Nonlyophilized tissue that has been stored in standard corneal storage media containing antibiotics may be transferred directly to the recipient eye. Lyophilized tissue is rehydrated in balanced salt solution to which an appropriate antibiotic, such as gentamicin, has been added for at least 20 minutes before use. A “refractively neutral” suture technique is used to suture an 8.5-mm donor lenticule in eyes with myopia (13) and aphakia (15, 16, 17). A 10-0 nylon needle is passed through the 130-μm thick wing of the lenticule and then into the apex of the peripheral lamellar dissection pocket. The sutures are loosely tied to avoid excessive tension on the graft and minimize risk of undercorrection of myopia and overcorrection of aphakia. Although several different sutures techniques have been tried, the use of 16 interrupted 10-0 nylon sutures has become the preferred technique. Some surgeons advocated a “no-stitch” technique
for myopic and aphakic epikeratoplasty (18), but this did not gain popular acceptance.
for myopic and aphakic epikeratoplasty (18), but this did not gain popular acceptance.
A “corneal flattening” suture technique is used to tightly suture a 9-mm, plano donor lenticule of approximately 0.3 mm thickness in eyes with keratoconus (14). A total of 16 or 24 sutures interrupted 10-0 nylon sutures are placed, using edge-to-edge approximation. To obtain maximum flattening of the cone, some surgeons utilize a 9-0 silk suture for the four cardinal sutures and replace them with 10-0 nylon sutures at the conclusion of the case. These sutures are tied as securely as possible while the assistant flattens the cone with a flat spatula. Folds should be present in Descemet’s membrane at the conclusion of the procedure, indicating that the cone has been flattened significantly (Fig. 72-1). They vanish after suture removal (Fig. 72-2).
POSTOPERATIVE MANAGEMENT
The success of epikeratoplasty is highly dependent on facilitating prompt reepithelialization of the lenticule, especially when lyophilized tissue is used. Despite the use of pressure patching or soft contact lens therapy, epithelial defects persisting more than 2 weeks are not uncommon after epikeratoplasty. In 405 cases of epikeratoplasty performed at the King Khaled Eye Specialist Hospital (KKESH) between 1987 and 1997, persistent epithelial defects occurred in 4 (2.5%) of 161 eyes with keratoconus, 5 (4.1%) of 123 children with aphakia, and 6 (5%) of 121 adults with aphakia. A study from the Massachusetts Eye and Ear Infirmary demonstrated that placement of a temporary tarsorrhaphy at the conclusion of the surgical procedure reduced the mean time of reepithelialization to 4.61 days, compared to 8.03 days with pressure patching (p < .01) and 13.2 days with bandage soft contact lenses (p < .005) (19). Because delayed reepithelialization of 2 weeks or longer is often associated with irreversible loss of lenticular clarity, prophylactic placement of a temporary suture tarsorrhaphy at the conclusion of every epikeratoplasty procedure has now become routine practice.

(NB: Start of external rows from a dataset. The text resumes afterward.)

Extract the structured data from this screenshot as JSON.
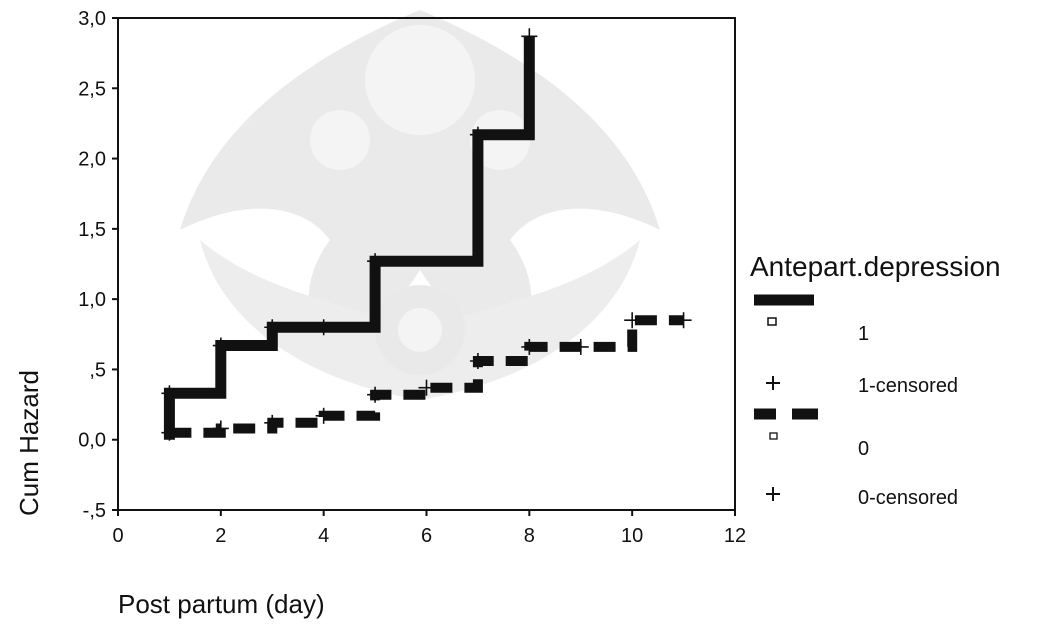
{
  "chart_data": {
    "type": "line",
    "step": true,
    "title": "",
    "xlabel": "Post partum (day)",
    "ylabel": "Cum Hazard",
    "xlim": [
      0,
      12
    ],
    "ylim": [
      -0.5,
      3.0
    ],
    "x_ticks": [
      0,
      2,
      4,
      6,
      8,
      10,
      12
    ],
    "x_tick_labels": [
      "0",
      "2",
      "4",
      "6",
      "8",
      "10",
      "12"
    ],
    "y_ticks": [
      3.0,
      2.5,
      2.0,
      1.5,
      1.0,
      0.5,
      0.0,
      -0.5
    ],
    "y_tick_labels": [
      "3,0",
      "2,5",
      "2,0",
      "1,5",
      "1,0",
      ",5",
      "0,0",
      "-,5"
    ],
    "grid": false,
    "legend": {
      "title": "Antepart.depression",
      "placement": "right",
      "entries": [
        {
          "kind": "line",
          "series": "1",
          "style": "solid"
        },
        {
          "kind": "marker",
          "marker": "square",
          "label": "1"
        },
        {
          "kind": "marker",
          "marker": "plus",
          "label": "1-censored"
        },
        {
          "kind": "line",
          "series": "0",
          "style": "dashed"
        },
        {
          "kind": "marker",
          "marker": "square",
          "label": "0"
        },
        {
          "kind": "marker",
          "marker": "plus",
          "label": "0-censored"
        }
      ]
    },
    "series": [
      {
        "name": "1",
        "style": "solid",
        "color": "#111111",
        "points": [
          [
            1,
            0.0
          ],
          [
            1,
            0.33
          ],
          [
            2,
            0.33
          ],
          [
            2,
            0.67
          ],
          [
            3,
            0.67
          ],
          [
            3,
            0.8
          ],
          [
            5,
            0.8
          ],
          [
            5,
            1.27
          ],
          [
            7,
            1.27
          ],
          [
            7,
            2.17
          ],
          [
            8,
            2.17
          ],
          [
            8,
            2.87
          ]
        ],
        "censored": [
          [
            1,
            0.33
          ],
          [
            2,
            0.67
          ],
          [
            3,
            0.8
          ],
          [
            4,
            0.8
          ],
          [
            5,
            1.27
          ],
          [
            7,
            2.17
          ],
          [
            8,
            2.87
          ]
        ]
      },
      {
        "name": "0",
        "style": "dashed",
        "color": "#111111",
        "points": [
          [
            1,
            0.05
          ],
          [
            2,
            0.05
          ],
          [
            2,
            0.08
          ],
          [
            3,
            0.08
          ],
          [
            3,
            0.12
          ],
          [
            4,
            0.12
          ],
          [
            4,
            0.17
          ],
          [
            5,
            0.17
          ],
          [
            5,
            0.32
          ],
          [
            6,
            0.32
          ],
          [
            6,
            0.37
          ],
          [
            7,
            0.37
          ],
          [
            7,
            0.56
          ],
          [
            8,
            0.56
          ],
          [
            8,
            0.66
          ],
          [
            10,
            0.66
          ],
          [
            10,
            0.85
          ],
          [
            11,
            0.85
          ]
        ],
        "censored": [
          [
            1,
            0.05
          ],
          [
            2,
            0.08
          ],
          [
            3,
            0.12
          ],
          [
            4,
            0.17
          ],
          [
            5,
            0.32
          ],
          [
            6,
            0.37
          ],
          [
            7,
            0.56
          ],
          [
            8,
            0.66
          ],
          [
            9,
            0.66
          ],
          [
            10,
            0.85
          ],
          [
            11,
            0.85
          ]
        ]
      }
    ]
  }
}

Removal of the epikeratoplasty lenticule is occasionally necessary in the early postoperative period (13, 14, 15, 16, 17,20, 21, 22, 23, 24, 25, 26, 27, 28, 29). Graft removal is highly recommended when delayed reepithelialization results in loss of graft clarity and a poor visual result. In almost every case, lenticule removal under these circumstances is associated with complete reversal of the original status of the recipient cornea. Graft removal is mandatory when delayed reepithelialization is associated with sterile ulceration or secondary microbial keratitis, which may extend into the recipient cornea and produce permanent scarring (24, 25, 26, 27).